Joe Satriani said of the song: "It's just the greatest piece of electric guitar work ever recorded. In fact, the whole song could be considered the holy grail of guitar expression and technique. It is a beacon of humanity." Rolling Stone magazine included the song at number 102 on their list of the 500 Greatest Songs of All Time. Many musicians have covered "Voodoo Child (Slight Return)" both on record and in live performances, sometimes with the title changed to "Voodoo Chile (Slight Return)" or shortened to "Voodoo Child".

==Charts==

| Chart (1970–1971) | Peak position |
|---|---|
| Ireland (IRMA) | 10 |
| Netherlands (Single Top 100) | 4 |
| UK Singles (Official Charts) | 1 |
| West Germany (GfK) | 24 |

==Certifications==

| Region | Certification | Certified units/sales |
| United Kingdom (BPI) | Gold | 400,000^{‡} |
^{‡} Sales+streaming figures based on certification alone.

==Stevie Ray Vaughan rendition==
Stevie Ray Vaughan recorded "Voodoo Child (Slight Return)" for his second album, Couldn't Stand the Weather (1984), and commented in a 1985 interview: "I love Hendrix's music ... and I just feel it's important for people to hear him." Guitar Worlds Damian Fanelli adds "His [Vaughan's] uncanny ability to smooth out some of Hendrix's weirder edges without losing any of the music's power or excitement allowed him to credibly deliver Jimi's avant-garde blues to a whole new generation of guitar fanatics." Vaughan often performed the song in concert and live versions are included on the albums Live Alive (1986) and Live at Montreux 1982 & 1985 (2001).
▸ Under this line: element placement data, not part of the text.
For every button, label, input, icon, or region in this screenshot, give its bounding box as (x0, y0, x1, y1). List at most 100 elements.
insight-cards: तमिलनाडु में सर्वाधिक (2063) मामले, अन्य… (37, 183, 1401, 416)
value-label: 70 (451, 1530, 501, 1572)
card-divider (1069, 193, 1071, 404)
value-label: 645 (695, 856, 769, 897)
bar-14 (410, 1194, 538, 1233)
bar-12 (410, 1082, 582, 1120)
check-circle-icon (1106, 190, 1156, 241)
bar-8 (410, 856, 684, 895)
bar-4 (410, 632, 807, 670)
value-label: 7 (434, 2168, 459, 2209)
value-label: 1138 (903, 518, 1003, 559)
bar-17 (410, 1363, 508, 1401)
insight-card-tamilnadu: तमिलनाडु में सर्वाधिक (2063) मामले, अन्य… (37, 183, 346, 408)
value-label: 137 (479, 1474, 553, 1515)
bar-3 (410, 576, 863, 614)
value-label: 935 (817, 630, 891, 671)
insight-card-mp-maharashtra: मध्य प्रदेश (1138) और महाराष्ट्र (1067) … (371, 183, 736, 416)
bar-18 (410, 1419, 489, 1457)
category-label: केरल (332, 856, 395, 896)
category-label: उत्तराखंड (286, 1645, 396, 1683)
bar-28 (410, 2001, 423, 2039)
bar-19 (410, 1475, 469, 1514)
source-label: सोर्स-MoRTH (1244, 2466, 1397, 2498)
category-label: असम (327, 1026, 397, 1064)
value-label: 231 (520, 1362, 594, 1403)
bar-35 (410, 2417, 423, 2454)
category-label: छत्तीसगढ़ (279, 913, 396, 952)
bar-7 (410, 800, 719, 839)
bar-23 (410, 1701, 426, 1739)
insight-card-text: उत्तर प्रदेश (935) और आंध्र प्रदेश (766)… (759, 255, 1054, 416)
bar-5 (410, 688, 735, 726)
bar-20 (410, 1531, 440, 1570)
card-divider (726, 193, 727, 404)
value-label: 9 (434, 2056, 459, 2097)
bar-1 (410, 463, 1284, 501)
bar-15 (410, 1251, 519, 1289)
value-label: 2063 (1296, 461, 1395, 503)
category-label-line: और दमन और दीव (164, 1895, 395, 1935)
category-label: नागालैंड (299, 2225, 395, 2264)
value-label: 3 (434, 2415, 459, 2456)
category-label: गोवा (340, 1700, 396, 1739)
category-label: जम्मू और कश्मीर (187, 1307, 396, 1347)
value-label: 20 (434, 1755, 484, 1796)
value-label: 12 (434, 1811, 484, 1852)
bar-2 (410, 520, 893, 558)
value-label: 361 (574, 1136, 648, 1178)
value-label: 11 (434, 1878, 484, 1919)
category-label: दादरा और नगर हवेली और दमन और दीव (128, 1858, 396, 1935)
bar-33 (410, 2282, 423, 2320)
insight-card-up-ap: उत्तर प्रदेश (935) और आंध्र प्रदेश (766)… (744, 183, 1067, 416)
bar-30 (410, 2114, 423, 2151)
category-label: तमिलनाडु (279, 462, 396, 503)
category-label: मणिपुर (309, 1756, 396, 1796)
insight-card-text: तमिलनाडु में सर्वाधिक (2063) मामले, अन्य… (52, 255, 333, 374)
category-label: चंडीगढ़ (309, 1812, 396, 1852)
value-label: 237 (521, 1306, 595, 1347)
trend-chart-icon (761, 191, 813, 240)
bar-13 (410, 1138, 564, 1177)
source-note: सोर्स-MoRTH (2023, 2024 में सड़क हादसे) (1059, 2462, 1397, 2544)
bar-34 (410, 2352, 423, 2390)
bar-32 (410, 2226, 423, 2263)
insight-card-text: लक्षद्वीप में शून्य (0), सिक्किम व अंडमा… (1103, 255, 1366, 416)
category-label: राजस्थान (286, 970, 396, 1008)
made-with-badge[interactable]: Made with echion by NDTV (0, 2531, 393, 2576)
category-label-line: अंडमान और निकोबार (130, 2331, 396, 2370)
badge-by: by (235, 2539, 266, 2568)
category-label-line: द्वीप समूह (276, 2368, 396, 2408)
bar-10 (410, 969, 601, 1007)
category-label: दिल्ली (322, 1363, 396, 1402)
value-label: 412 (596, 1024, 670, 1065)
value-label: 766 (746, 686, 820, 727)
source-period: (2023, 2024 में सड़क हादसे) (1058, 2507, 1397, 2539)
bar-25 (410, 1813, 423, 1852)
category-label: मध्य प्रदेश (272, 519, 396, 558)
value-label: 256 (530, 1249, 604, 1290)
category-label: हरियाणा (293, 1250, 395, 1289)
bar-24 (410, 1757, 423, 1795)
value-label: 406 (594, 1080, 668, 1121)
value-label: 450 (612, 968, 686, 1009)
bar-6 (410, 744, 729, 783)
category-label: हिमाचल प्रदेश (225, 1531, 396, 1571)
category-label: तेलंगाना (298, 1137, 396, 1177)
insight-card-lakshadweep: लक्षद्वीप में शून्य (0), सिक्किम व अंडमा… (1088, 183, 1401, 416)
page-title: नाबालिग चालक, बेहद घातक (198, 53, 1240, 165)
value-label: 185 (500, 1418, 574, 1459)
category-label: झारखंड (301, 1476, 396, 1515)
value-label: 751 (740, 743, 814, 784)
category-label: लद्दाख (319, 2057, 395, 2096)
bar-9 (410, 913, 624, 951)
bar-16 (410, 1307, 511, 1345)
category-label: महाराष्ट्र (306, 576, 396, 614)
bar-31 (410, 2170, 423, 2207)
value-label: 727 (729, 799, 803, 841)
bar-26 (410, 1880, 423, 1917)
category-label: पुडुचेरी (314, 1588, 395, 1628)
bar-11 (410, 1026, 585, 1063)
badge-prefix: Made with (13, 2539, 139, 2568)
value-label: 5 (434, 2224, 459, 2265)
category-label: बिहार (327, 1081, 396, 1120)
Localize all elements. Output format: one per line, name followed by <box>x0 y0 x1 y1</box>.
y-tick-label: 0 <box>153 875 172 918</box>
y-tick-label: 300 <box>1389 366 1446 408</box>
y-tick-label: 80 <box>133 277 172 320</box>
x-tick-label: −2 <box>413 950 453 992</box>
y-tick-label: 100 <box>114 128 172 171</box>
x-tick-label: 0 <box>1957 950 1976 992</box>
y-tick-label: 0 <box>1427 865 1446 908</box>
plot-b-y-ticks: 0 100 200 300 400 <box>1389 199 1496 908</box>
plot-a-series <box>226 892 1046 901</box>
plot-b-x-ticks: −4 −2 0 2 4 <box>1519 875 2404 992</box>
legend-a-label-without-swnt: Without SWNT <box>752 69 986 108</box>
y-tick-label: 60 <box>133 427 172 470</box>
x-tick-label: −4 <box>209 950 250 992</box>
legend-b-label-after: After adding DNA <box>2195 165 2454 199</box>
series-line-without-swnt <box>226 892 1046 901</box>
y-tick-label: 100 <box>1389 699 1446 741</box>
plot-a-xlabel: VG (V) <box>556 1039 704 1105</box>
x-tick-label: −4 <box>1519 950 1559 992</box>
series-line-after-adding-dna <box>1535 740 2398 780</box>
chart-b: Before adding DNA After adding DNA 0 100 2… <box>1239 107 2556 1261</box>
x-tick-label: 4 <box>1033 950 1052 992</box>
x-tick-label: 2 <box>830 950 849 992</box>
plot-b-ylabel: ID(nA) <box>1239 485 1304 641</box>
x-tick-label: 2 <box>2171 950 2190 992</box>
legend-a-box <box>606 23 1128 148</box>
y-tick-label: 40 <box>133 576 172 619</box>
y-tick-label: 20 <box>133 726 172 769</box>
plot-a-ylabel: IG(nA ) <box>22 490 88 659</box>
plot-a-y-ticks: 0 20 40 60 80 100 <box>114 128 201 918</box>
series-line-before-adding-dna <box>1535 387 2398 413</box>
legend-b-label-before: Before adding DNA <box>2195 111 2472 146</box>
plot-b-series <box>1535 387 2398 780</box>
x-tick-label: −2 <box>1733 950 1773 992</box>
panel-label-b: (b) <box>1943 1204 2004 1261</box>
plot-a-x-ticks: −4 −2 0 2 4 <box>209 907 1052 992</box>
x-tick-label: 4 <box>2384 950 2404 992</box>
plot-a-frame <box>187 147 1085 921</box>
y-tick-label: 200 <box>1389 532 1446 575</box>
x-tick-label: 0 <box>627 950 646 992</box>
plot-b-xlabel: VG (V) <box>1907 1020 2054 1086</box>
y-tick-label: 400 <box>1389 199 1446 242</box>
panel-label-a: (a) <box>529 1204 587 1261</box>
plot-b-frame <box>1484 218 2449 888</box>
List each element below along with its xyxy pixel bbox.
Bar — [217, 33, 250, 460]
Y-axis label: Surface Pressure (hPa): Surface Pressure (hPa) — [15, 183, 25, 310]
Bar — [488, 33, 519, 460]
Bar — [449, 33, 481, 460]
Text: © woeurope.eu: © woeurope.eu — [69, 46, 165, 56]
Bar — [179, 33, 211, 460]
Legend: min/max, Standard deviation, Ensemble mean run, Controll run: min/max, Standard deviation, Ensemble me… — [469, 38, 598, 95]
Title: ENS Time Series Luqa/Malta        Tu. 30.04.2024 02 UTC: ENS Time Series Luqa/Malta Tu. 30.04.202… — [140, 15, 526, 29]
==Uses in popular culture==
Wrestler Hulk Hogan used a portion of the song as his theme music during his time as leader of the heel faction group, the new World order (nWo) while wrestling in WCW, and then during his comeback run in WWE (previously the World Wrestling Federation). According to a 2020 interview with wrestling impresario Eric Bischoff, he acquired a license for Hogan to use the song from Hendrix's stepsister and manager of his recording legacy, Janie Hendrix. Bischoff claimed that the agreement allowed him to use up to three minutes of the song in various contexts in 1997 for $100,000: "People thought I was insane, [they] thought I was burning Ted Turner's money [in 1997, but] if someone were to try to cut that deal right now [in 2020] it'd be in the millions". The song was also featured in the 1987 film Withnail & I and the 2001 film Black Hawk Down.